Au Parlement, des mesures sanitaires supplémentaires ont été mises en place. Les micros des députés sont maintenant désinfectés entre chaque point de presse et les journalistes sont tenus un peu plus à l’écart des élus.

Les partis fédéraux discutaient jeudi de la possibilité de suspendre les travaux parlementaires pendant deux semaines, à la suite de la relâche prévue la semaine prochaine pour la relâche scolaire en Ontario.

M. Trudeau n’est pas le seul affecté par la crise. Le député libéral Paul Lefebvre, l’élu bloquiste Mario Simard, le néodémocrate Richard Canning et deux ministres sont aussi en isolement préventif — Mary Ng (Commerce international) et Seamus O’Regan (Ressources naturelles). Le chef du NPD, Jagmeet Singh, a quant à lui écrit sur Twitter qu’il restait à la maison jeudi parce qu’il ne se sentait pas bien, bien que son médecin ne croie pas qu’il présente des symptômes de la COVID-19.

En Saskatchewan, le premier ministre, Scott Moe, a quant à lui annoncé qu’il ne déclencherait pas d’élection provinciale dès ce printemps tel que le voulaient les rumeurs.

Le bilan de la pandémie dans le monde

Le nouveau coronavirus a fait au moins 4958 morts dans le monde depuis son apparition en décembre, selon un bilan établi par l’AFP vendredi.
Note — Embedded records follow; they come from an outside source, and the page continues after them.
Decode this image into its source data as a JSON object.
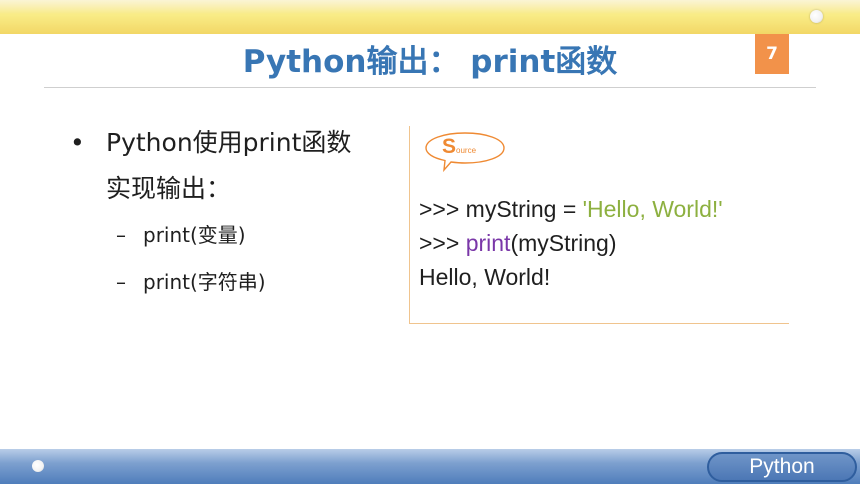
{
  "slide": {
    "title": "Python输出： print函数",
    "page_number": "7",
    "footer_label": "Python"
  },
  "bullets": {
    "main_symbol": "•",
    "main_text": "Python使用print函数实现输出：",
    "sub_symbol": "–",
    "sub_items": [
      "print(变量)",
      "print(字符串)"
    ]
  },
  "source_badge": {
    "big_letter": "S",
    "small_text": "ource"
  },
  "code": {
    "line1_prompt": ">>> myString = ",
    "line1_string": "'Hello, World!'",
    "line2_prompt": ">>> ",
    "line2_keyword": "print",
    "line2_rest": "(myString)",
    "line3_output": "Hello, World!"
  },
  "colors": {
    "title": "#3876b4",
    "badge": "#f2924a",
    "string": "#8db040",
    "keyword": "#7a37a8",
    "output": "#4a7fbd",
    "source_orange": "#ef8a33"
  }
}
Plus de 133 970 cas d’infection ont été dénombrés dans 120 pays et territoires depuis le début de l’épidémie. Ce nombre de cas diagnostiqués ne reflète toutefois qu’imparfaitement la réalité, les pays ayant des politiques de tests et des critères de comptabilité plus ou moins restrictifs.

Depuis le comptage réalisé la veille à 17h GMT (13h au Québec), 35 nouveaux décès et 2513 nouveaux cas ont été recensés dans le monde. La Chine (sans les territoires de Hong Kong et Macao), où la pandémie s’est déclarée fin décembre, a dénombré au total 80 813 cas, dont 3176 décès et 64 111 guérisons. Vingt nouveaux cas et sept nouveaux décès ont été annoncés entre jeudi et vendredi.

Ailleurs dans le monde, on recensait vendredi matin un total de 1782 décès (28 nouveaux) pour 53 163 cas (2493 nouveaux). Les pays les plus touchés après la Chine sont l’Italie avec 1016 morts pour 15 113 cas, l’Iran avec 429 morts (10 075 cas), l’Espagne avec 84 morts (3004 cas) et la Corée du Sud avec 67 morts (7979 cas).

Depuis jeudi, l’Inde et la Norvège, ont annoncé les premiers décès liés au virus sur leur sol. Le Ghana, le Kenya et Saint-Vincent-et-les-Grenadines ont eux annoncé le diagnostic de premiers cas.